TEM PALHAÇO NO PROAD
Flávio Falcone
Há
7 meses, colaboro com o acolhimento do PROAD atendendo adultos que enfrentam a
problemática da dependência química. Minha ferramenta de trabalho é a arte do
riso. Utilizo técnicas de treinamento de palhaço para oferecer aos pacientes
uma possibilidade de se renovar o olhar para suas vidas.
O
treinamento do palhaço passa pelo entendimento de que tudo é risível e revela o estado de graça de todas as coisas.
O palhaço expressa a perplexidade da criança diante do mundo. Um estado em que
não há julgamento moral. Onde todos os tabus deixam de ser uma ameaça e se
tornam inofensivos. A sensação provocada por uma gargalhada é a de plenitude,
de gozo, de satisfação. É a conciliação entre os opostos da consciência
(bem/mal, certo/errado, masculino/feminino).
Para a psicologia analítica, o riso mobiliza o contato da
consciência com a função transcendente, pois no riso o homem se funde ao seu
estado de origem “divina” e primitiva. Muitos comparam esse estado com a
sensação do útero materno. É o retorno ao mundo do sagrado, do numinoso, cuja
plenitude se confunde com a do estado primordial. É o avesso do cotidiano, a
ruptura com as atividades sociais, o esquecimento do profano, um contato
revigorante com o mundo dos deuses e dos demônios que controlam a vida.
Para o autor Edward Edinger, a experiência do numinoso é de
extrema importância em processos de transformação psíquica. O contato com o
estado primitivo é o contato com o estado de pura potencialidade, de onde pode
uma nova forma ou atualidade surgir. Segundo Edinger, “os aspectos fixos e
desenvolvidos da personalidade não permitem mudanças. São sólidos,
estabelecidos e certos de sua correção. Somente a condição original –
indefinida, fresca e vital, mas vulnerável e insegura -, simbolizada pela
criança, esta aberta ao desenvolvimento e, portanto, viva.”(1)

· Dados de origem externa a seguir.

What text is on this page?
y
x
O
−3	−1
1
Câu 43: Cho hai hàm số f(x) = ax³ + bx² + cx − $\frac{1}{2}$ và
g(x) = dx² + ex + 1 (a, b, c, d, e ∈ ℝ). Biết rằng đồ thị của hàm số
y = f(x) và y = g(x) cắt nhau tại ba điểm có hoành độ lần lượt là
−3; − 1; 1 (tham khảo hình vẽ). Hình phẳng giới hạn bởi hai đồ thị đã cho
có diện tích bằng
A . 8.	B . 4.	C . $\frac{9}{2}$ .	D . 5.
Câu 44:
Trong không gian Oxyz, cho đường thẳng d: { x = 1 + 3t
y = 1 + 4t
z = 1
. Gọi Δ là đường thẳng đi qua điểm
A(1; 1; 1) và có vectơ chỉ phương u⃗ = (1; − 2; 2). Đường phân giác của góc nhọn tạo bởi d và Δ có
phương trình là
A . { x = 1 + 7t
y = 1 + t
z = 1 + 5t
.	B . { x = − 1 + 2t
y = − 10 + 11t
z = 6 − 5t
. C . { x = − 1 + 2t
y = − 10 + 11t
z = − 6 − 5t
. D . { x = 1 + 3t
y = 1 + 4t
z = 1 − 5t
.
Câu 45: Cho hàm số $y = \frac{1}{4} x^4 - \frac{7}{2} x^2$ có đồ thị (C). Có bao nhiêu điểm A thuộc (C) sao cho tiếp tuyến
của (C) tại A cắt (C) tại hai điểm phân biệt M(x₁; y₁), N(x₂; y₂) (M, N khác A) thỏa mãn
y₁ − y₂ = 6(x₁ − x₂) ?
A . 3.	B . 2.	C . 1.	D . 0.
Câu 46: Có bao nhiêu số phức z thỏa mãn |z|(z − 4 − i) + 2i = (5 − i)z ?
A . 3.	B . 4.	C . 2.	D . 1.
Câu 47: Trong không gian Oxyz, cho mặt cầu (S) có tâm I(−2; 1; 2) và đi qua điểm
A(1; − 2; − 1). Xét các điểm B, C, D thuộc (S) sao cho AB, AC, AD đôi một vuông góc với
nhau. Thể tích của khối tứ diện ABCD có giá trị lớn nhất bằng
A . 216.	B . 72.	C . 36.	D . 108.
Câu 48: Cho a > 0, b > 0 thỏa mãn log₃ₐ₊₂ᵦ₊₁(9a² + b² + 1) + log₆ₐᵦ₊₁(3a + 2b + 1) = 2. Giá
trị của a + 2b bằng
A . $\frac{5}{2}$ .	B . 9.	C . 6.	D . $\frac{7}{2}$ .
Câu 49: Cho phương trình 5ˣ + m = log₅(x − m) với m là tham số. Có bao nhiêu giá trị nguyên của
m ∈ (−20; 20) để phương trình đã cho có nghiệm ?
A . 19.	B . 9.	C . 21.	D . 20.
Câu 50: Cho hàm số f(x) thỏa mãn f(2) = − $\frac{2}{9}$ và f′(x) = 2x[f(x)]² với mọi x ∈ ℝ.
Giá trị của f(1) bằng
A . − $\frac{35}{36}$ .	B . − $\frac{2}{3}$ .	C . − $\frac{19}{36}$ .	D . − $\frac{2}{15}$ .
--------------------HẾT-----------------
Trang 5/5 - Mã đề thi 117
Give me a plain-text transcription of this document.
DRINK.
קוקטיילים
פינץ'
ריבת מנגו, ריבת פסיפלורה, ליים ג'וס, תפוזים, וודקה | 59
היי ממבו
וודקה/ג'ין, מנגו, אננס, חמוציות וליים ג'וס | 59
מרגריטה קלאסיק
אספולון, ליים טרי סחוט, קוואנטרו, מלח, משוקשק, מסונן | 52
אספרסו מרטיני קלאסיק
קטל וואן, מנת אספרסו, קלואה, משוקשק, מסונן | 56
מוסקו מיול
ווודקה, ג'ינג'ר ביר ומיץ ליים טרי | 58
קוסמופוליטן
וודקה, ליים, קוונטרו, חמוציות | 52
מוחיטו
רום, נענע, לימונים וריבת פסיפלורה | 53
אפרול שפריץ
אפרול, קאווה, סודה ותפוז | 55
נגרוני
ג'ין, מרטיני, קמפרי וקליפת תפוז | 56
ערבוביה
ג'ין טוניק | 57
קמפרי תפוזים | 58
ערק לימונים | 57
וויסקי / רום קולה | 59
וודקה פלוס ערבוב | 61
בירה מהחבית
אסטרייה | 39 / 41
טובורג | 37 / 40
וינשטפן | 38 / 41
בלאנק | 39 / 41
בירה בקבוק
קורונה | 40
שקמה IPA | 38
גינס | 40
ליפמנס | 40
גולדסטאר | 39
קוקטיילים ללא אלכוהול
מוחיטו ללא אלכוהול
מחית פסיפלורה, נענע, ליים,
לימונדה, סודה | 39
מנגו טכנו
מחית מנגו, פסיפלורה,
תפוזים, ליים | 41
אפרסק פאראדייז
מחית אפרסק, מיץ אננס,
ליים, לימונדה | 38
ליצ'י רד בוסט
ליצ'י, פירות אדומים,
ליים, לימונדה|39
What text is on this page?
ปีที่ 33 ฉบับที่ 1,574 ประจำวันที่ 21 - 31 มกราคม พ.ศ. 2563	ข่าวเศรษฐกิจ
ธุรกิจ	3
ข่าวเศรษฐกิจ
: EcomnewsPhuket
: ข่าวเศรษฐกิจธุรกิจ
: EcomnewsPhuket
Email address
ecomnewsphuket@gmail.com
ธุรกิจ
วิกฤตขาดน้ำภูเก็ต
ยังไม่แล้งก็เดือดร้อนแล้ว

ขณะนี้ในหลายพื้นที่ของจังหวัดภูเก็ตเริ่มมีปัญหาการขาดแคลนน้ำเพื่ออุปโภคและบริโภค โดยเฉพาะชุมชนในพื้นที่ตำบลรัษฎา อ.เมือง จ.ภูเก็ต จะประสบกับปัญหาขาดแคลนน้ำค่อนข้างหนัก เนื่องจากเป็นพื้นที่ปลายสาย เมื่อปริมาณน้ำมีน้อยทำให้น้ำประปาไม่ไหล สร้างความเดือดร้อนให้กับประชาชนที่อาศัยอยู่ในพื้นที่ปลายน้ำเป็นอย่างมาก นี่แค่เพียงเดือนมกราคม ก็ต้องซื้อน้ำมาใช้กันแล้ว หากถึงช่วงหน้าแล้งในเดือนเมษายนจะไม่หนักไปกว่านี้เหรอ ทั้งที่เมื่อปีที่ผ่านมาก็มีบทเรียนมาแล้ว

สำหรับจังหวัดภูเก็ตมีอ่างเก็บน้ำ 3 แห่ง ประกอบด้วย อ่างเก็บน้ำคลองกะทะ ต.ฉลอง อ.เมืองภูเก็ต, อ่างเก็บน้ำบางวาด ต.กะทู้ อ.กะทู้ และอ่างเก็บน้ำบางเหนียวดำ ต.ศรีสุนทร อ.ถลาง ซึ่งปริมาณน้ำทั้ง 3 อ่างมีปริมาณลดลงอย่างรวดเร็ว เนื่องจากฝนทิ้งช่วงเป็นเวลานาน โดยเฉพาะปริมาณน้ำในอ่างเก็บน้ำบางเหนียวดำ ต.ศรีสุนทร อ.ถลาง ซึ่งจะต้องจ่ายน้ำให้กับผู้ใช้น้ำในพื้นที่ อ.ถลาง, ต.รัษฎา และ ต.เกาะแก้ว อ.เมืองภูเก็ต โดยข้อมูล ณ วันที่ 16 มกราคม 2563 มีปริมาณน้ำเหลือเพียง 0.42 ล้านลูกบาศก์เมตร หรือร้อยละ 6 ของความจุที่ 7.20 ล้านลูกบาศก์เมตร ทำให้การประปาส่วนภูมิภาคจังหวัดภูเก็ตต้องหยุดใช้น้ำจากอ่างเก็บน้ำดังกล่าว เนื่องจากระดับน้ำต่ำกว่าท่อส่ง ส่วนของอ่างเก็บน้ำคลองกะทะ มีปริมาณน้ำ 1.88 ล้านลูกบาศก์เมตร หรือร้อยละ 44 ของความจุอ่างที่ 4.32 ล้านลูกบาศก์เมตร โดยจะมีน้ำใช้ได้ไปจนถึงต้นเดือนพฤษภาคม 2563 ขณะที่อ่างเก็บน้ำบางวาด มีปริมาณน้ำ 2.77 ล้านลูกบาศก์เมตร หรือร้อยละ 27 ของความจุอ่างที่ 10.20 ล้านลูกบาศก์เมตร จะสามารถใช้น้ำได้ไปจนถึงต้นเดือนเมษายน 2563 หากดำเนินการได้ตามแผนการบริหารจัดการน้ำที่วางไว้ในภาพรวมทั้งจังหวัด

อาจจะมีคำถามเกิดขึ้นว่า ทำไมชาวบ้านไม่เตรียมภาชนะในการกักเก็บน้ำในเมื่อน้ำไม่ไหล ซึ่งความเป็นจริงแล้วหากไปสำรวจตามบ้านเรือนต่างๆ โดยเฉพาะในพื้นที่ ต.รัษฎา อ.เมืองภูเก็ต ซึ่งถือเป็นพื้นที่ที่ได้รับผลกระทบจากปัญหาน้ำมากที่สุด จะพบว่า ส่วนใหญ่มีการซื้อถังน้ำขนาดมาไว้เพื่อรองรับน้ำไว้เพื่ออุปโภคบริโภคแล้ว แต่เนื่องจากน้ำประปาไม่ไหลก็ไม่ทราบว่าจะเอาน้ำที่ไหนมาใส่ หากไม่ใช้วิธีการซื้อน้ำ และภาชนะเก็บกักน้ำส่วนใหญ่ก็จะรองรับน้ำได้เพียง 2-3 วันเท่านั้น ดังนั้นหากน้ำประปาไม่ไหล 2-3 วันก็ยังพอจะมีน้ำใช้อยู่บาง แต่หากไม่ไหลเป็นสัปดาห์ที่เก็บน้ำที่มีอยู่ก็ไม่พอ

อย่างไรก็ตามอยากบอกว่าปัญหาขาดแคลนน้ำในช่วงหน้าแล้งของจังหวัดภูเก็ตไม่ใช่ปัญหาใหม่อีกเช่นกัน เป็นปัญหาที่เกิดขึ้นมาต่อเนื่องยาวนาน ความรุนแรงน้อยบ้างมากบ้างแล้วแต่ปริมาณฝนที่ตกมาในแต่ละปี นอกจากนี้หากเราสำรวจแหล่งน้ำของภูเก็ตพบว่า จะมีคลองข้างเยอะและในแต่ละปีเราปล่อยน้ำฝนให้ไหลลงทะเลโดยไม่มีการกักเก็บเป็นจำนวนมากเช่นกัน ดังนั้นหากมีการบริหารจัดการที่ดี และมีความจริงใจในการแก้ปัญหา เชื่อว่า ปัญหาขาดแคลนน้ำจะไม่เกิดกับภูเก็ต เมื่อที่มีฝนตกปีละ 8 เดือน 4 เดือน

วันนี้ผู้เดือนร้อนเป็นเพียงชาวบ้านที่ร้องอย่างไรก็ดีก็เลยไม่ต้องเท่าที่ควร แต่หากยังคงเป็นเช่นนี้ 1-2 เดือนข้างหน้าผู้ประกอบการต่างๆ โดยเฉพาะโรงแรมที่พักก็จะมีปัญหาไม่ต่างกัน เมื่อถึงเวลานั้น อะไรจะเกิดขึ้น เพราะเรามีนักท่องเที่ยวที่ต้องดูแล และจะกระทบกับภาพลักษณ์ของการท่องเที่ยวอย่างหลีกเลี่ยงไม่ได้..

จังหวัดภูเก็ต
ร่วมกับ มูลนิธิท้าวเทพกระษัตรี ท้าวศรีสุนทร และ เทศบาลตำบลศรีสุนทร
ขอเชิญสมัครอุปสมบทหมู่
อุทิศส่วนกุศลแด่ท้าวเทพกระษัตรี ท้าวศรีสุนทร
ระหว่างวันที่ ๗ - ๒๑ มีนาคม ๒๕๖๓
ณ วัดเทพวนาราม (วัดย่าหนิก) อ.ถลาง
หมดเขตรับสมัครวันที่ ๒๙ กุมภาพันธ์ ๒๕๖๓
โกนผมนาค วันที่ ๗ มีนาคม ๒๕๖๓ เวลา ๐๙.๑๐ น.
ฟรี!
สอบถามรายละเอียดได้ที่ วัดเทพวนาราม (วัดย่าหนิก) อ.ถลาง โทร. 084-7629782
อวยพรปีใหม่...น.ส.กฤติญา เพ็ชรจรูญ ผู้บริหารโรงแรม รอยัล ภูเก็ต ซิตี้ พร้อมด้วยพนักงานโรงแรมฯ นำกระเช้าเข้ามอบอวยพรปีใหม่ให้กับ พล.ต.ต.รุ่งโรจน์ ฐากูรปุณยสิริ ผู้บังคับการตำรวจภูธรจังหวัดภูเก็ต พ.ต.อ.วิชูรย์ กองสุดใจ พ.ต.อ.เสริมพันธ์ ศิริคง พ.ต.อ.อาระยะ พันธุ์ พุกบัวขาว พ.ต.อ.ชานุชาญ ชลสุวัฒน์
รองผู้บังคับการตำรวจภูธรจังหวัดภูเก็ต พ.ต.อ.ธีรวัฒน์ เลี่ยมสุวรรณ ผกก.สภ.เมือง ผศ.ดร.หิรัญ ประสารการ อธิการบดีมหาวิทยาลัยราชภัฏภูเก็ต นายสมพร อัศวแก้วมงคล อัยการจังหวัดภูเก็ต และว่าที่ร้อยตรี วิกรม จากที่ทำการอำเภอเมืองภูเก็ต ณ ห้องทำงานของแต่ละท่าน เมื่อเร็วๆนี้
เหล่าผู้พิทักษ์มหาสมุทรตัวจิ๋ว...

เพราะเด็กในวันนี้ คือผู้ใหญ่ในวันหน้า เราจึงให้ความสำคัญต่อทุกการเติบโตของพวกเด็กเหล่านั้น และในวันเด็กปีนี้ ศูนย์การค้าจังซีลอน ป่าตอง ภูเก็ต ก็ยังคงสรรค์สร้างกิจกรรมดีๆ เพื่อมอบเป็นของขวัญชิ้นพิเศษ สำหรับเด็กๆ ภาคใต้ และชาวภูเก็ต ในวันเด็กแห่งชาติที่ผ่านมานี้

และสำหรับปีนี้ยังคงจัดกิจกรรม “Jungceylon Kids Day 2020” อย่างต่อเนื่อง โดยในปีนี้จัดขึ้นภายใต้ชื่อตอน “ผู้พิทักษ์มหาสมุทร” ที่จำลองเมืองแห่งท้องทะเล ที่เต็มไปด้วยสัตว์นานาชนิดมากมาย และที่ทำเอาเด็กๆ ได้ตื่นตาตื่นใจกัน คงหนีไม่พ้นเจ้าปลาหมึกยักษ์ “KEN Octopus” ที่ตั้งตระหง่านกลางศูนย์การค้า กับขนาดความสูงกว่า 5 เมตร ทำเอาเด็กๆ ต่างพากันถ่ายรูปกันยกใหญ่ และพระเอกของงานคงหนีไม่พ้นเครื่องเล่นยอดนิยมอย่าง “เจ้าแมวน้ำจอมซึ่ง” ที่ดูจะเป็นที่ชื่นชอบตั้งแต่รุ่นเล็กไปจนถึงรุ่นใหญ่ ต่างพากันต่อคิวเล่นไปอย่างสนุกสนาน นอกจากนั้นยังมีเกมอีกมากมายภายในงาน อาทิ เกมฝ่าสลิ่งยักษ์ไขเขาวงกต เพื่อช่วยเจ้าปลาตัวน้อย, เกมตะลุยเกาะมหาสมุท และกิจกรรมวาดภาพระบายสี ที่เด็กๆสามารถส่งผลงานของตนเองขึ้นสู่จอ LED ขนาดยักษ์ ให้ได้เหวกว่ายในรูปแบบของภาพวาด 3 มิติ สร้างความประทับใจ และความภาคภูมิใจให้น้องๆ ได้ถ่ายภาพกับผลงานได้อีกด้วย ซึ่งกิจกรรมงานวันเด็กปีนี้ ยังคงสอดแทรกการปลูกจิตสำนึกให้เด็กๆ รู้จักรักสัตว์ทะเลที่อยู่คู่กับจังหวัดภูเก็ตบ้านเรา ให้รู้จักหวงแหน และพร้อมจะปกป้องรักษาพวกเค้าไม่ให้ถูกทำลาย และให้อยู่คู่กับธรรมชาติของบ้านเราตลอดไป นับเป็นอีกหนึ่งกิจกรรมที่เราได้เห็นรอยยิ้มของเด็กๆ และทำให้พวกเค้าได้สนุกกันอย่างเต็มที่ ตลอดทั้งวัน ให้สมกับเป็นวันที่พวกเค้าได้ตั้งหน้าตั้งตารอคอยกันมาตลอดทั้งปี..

Para muitas pessoas, o uso de drogas esta associado a uma busca
pela experiência da transcendência, pelo estado de prazer semelhante ao da
fusão com o útero materno. O acolhimento de palhaço no PROAD busca atender a
essa necessidade criativamente, oferecendo a experiência do retorno à infância
através de exercícios cômicos. A arte do palhaço favorece a expressão de
conteúdos inconscientes e faz com que o riso vença o medo de lidar com os
aspectos sombrios da personalidade. Segundo Frederico Fellini, “no circo, através do
palhaço, a criança pode imaginar que faz tudo o que está proibido, se vestir de
mulher, armar surpresas, gritar, dizer em voz alta tudo
o que pensa. No circo ninguém te repreende. Pelo contrário, te aplaudem.”(2)
A
psiquiatra Carmen Santana dá seu depoimento sobre o palhaço no seguinte texto:
“no palhaço encontro, encarnada e restaurada, uma dimensão positiva e criadora
do riso, que faz renascer um mundo múltiplo e fervilhante. É ele o risonho
porteiro do circo que, com seu humor, nos convida para o espetáculo da vida,
espetáculo de um mundo convertido em picadeiro. (...) Á medida que o palhaço
incorpora, pela ação, pantomima e palavra, a coexistência de realidades opostas
da vida, jogando, tateando, brincando, com estas oposições sem tentar
reconcilia-las, ele nos conecta com a mobilidade do mundo mais que com sua
estrutura, com o acontecer ininterrupto, mais que com a sucessão de instantes
fotografados e encerrados nos limites de uma moldura. Deslizando com o palhaço
em seu viver, temos estado a descobrir no mundo a sua vibração, sua graça, sua
palhacice. (...) A presença do palhaço é transformadora, pois reinventa, a todo
instante, nosso olhar para a vida. Por ver o mundo pelo grotesco é inofensivo e
alegre, nele o medo é vencido pelo riso.”(3)
Referências:
(1)
Edinger,
Edward F. (2006). Anatomia da Psique: o
simbolismo alquímico na psicoterapia”. São Paulo, Ed. Cultrix, pág. 31
(2)
Fellini,
F. (2004). Fazer um Filme. Rio de
Janeiro, Ed. Civilização Brasileira, pág.185.
(3)
Sampaio,
C.P. (1993). Entre Palhaços e Capitães.
Junguiana Rev. Brasileira de Psicologia Analítica, no. 10, pág. 38 – 45.